Learn everyday. Be a great developer at the end of the day.
Culture Eats Products For Breakfast
Saturday started early. Laura told us how Culture influences your product.
If you already have a project it’s not that easy to get it into a new market in a new country with a complete different culture.
The audience for your product has completely different expectations, the country may have different laws. All these things need to be considered to be successfull.
Let’s build a game with Ruby
Right after that, Rin gave a short live coding session in which she created a
small side-scroller game using Gosu, a 2D game development library.
Quite fun and easy it seems.
It Takes a Village to Make a Programmer
After a short coffee break Michele told us her story. She attended eurucamp last year and
with the help of some great people from the community she managed to switch careers in less than a year.
She encouraged all of us to give back to the community, help other people, mentor people or help people in otherways.
Internet of Dusty Things
Daniel talked about his DIY air purifier. Unhappy with the available proprietary and expensive products he sat down,
purchased the necessary hardware and built a remote-controlled air purifier using
mruby, a lightweight implementation of the Ruby language and some stripped-down libaries.
RubyMotion and Accessibility
One of the best talks for me was the one about Accessibility held by Austin, a blind developer.
He’s using both an iPhone and a Mac, because all of these Apple systems have built-in accessibility features, like Voice Over, the screen reader in iOS and OS X.
He also wrote software for RubyMotion to make accessibility-testing even easier and
showed how easy it is to make iPhone apps more accessible. It’s build in by default anyway,
adding information and labels is already a great improvement for every app. Test these things!
Refactoring Ruby with Monads (or, Monads: The Good Parts)
Tom gave one of the funniest and simplest introduction to Monads I heard.
With just a few lines of Ruby code it’s possible to implement Monads, which are just an “abstract data type”.
The code is available as a gem and on GitHub.
Day 2 once again started early. Frank took a look at what’s in the project’s utils folder, often it’s junk.
The speaker was interviewed in the Camp Compressor, Day One. As I heard that on the train ride to the venue I didn’t listen too much in the talk, sorry!
The Scientific Method of Troubleshooting
Blithe explained how the Scientific Method of Troubleshooting will help in software development as well.

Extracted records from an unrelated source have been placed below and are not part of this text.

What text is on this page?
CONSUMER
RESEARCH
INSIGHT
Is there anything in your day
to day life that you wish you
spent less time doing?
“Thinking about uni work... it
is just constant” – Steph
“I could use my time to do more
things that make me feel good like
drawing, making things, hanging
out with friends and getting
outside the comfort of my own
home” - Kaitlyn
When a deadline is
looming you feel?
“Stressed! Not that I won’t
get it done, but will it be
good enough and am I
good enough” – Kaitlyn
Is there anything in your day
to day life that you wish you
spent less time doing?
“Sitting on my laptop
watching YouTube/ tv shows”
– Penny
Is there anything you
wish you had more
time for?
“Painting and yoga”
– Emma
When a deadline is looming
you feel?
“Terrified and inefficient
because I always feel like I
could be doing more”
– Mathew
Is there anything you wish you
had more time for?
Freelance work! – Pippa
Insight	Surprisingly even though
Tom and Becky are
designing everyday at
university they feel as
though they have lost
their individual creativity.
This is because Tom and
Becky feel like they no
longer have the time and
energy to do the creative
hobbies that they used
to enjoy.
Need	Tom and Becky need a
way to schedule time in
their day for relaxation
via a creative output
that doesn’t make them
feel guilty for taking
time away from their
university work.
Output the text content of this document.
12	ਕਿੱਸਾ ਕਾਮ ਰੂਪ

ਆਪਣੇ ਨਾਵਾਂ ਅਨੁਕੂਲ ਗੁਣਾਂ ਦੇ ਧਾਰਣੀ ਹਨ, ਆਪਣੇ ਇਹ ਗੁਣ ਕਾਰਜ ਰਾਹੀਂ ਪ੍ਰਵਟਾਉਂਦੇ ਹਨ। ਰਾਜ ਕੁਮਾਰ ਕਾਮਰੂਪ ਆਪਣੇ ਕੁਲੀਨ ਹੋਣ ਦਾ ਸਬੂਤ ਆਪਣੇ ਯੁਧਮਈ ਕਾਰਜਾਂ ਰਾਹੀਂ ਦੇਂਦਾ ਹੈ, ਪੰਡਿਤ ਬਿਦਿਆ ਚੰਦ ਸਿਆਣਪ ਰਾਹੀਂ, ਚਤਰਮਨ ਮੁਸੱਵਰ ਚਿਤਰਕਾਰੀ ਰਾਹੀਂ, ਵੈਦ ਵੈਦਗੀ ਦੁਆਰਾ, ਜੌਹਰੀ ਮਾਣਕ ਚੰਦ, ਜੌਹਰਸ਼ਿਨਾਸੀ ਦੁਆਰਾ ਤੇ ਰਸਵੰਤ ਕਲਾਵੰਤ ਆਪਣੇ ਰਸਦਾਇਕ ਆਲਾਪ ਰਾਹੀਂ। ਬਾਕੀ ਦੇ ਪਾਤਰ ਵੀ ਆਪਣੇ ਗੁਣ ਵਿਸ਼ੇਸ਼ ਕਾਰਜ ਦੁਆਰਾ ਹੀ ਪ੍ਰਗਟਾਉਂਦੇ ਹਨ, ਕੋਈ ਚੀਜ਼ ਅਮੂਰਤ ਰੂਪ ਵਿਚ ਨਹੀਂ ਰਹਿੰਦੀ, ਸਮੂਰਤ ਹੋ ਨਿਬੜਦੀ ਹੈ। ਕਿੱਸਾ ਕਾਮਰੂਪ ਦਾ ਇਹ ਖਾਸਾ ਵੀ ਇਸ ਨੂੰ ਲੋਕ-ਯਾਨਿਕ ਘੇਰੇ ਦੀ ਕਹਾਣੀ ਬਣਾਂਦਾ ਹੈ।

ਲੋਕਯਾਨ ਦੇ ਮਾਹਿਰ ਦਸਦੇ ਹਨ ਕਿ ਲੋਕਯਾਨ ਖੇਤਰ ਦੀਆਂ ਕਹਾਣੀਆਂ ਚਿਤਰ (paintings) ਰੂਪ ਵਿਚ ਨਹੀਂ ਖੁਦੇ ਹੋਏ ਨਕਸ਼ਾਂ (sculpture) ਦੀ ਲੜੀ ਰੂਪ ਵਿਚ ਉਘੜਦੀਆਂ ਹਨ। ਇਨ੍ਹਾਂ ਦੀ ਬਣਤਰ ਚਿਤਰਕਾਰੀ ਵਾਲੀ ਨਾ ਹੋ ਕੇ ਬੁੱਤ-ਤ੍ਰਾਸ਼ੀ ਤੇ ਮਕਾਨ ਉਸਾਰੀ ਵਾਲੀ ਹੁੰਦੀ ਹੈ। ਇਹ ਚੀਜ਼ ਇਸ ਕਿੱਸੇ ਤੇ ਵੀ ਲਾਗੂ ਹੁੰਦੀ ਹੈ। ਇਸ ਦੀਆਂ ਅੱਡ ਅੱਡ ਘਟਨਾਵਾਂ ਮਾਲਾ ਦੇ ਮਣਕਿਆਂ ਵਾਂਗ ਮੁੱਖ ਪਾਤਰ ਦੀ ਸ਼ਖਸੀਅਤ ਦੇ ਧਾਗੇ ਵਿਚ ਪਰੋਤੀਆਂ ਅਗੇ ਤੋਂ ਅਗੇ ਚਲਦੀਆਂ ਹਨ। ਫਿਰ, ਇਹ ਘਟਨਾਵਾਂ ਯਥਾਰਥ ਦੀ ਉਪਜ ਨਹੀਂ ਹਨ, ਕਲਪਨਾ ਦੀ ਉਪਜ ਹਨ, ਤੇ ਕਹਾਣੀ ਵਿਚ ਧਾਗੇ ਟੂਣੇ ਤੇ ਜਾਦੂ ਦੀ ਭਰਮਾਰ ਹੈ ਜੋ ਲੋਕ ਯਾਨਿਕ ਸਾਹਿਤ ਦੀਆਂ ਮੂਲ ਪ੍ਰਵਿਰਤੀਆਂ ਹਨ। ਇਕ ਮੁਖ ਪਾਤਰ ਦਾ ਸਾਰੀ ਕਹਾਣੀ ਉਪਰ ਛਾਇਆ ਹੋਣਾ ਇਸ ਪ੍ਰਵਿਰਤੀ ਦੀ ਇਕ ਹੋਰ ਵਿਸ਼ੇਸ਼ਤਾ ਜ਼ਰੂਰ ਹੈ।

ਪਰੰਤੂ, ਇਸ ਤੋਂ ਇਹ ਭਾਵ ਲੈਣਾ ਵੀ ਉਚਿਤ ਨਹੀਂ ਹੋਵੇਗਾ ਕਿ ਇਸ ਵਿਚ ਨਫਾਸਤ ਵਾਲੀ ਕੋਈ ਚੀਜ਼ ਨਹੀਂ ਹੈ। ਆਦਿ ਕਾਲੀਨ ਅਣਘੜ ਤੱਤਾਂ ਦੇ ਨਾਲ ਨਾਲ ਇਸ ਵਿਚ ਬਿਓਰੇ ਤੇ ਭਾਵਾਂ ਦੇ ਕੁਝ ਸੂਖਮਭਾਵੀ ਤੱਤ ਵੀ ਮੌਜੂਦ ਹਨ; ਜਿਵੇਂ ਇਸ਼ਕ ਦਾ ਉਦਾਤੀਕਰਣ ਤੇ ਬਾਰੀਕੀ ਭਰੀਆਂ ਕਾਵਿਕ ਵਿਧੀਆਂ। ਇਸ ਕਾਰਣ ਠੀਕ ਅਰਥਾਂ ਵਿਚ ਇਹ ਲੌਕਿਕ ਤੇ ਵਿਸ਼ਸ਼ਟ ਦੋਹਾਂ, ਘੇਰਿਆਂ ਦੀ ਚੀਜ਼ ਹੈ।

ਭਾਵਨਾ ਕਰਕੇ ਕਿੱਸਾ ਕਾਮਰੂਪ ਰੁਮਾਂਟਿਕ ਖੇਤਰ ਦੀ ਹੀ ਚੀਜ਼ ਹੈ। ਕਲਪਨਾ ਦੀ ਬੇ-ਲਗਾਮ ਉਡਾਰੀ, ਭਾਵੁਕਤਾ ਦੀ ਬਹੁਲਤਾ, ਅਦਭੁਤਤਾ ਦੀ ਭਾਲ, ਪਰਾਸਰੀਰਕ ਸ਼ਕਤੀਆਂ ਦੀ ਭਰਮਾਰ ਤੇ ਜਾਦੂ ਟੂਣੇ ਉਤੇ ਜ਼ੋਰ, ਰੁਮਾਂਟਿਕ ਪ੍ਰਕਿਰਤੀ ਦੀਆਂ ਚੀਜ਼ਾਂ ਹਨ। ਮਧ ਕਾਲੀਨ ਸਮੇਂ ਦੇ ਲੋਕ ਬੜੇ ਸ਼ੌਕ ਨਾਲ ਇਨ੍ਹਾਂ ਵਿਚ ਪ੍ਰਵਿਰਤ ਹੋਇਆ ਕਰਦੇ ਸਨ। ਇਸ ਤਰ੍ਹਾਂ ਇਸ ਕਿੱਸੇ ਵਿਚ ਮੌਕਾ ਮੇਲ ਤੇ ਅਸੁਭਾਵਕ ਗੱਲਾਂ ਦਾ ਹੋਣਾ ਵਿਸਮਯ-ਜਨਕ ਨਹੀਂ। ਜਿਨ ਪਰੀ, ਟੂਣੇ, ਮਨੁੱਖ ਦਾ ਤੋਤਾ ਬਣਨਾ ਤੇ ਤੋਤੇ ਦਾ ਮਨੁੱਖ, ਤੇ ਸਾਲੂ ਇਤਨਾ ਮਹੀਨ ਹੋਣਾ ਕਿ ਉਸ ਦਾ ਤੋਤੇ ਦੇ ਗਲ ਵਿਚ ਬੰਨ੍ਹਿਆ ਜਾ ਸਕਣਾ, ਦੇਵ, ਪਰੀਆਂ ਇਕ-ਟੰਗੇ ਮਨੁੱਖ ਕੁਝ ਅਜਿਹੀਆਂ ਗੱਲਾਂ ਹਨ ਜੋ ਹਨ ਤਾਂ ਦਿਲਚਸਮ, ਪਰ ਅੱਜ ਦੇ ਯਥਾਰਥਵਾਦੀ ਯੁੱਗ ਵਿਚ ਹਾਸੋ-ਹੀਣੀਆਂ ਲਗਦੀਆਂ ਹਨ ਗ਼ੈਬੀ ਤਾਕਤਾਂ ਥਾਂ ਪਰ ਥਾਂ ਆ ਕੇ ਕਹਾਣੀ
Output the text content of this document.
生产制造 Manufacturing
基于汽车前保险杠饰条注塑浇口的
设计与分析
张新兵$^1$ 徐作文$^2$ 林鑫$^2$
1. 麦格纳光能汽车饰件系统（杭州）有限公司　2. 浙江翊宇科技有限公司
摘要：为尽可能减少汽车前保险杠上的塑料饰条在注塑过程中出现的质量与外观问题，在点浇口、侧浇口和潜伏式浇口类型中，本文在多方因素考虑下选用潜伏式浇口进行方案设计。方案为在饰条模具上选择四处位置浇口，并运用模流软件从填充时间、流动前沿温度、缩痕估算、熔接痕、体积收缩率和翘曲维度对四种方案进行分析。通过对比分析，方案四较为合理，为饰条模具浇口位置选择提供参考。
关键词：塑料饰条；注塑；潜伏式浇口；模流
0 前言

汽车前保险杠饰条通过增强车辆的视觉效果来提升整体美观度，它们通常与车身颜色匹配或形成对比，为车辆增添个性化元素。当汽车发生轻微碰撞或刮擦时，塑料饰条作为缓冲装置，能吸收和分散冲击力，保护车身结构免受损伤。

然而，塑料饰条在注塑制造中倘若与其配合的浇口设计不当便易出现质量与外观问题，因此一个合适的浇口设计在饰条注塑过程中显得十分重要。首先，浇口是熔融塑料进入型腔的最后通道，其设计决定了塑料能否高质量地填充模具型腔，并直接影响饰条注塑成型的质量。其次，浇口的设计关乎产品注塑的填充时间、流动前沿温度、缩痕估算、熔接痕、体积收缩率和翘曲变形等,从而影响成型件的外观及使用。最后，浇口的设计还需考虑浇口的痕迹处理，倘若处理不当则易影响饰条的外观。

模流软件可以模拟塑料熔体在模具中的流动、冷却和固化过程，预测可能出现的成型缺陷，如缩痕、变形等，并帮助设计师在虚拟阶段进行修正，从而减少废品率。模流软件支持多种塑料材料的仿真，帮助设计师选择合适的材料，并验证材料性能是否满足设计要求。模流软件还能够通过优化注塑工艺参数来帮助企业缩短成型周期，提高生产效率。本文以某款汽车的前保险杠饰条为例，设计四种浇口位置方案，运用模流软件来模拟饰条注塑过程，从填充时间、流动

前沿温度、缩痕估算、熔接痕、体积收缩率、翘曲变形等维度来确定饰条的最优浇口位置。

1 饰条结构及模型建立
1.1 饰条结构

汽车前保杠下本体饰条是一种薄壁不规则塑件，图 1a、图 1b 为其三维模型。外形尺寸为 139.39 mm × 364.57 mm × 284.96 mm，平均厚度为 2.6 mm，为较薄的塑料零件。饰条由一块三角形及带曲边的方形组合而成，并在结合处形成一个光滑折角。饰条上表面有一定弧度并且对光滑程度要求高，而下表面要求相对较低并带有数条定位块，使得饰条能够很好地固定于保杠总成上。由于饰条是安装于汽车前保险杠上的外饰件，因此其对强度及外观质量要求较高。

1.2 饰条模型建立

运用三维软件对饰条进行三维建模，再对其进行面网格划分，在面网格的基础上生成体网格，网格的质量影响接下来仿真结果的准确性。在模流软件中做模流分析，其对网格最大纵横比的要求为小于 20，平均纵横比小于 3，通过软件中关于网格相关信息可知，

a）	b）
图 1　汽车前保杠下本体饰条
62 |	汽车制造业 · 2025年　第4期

When troubleshooting, sometimes take a step back. Solving each and every problem by googling or looking at StackOverflow won’t help.
Instead think about the problem, try to understand why it happened, how it can be fixed correctly and how to avoid it to happen again.
Document your troubleshooting, improve the documentation of your project so problems that were fixed won’t happen again. And get help!
If you can’t solve the problem alone, talk to others. Sometimes that is all it needs.
The last talk I (really) heard was by Jan. He talked about how all these centralized services are bad in nearly every aspect.
But it’s not only about self-hosting all your stuff (because that’s not an option ever),
it’s also about decentralising our organisations and businesses to make the internet resilient against any kinds of threats again.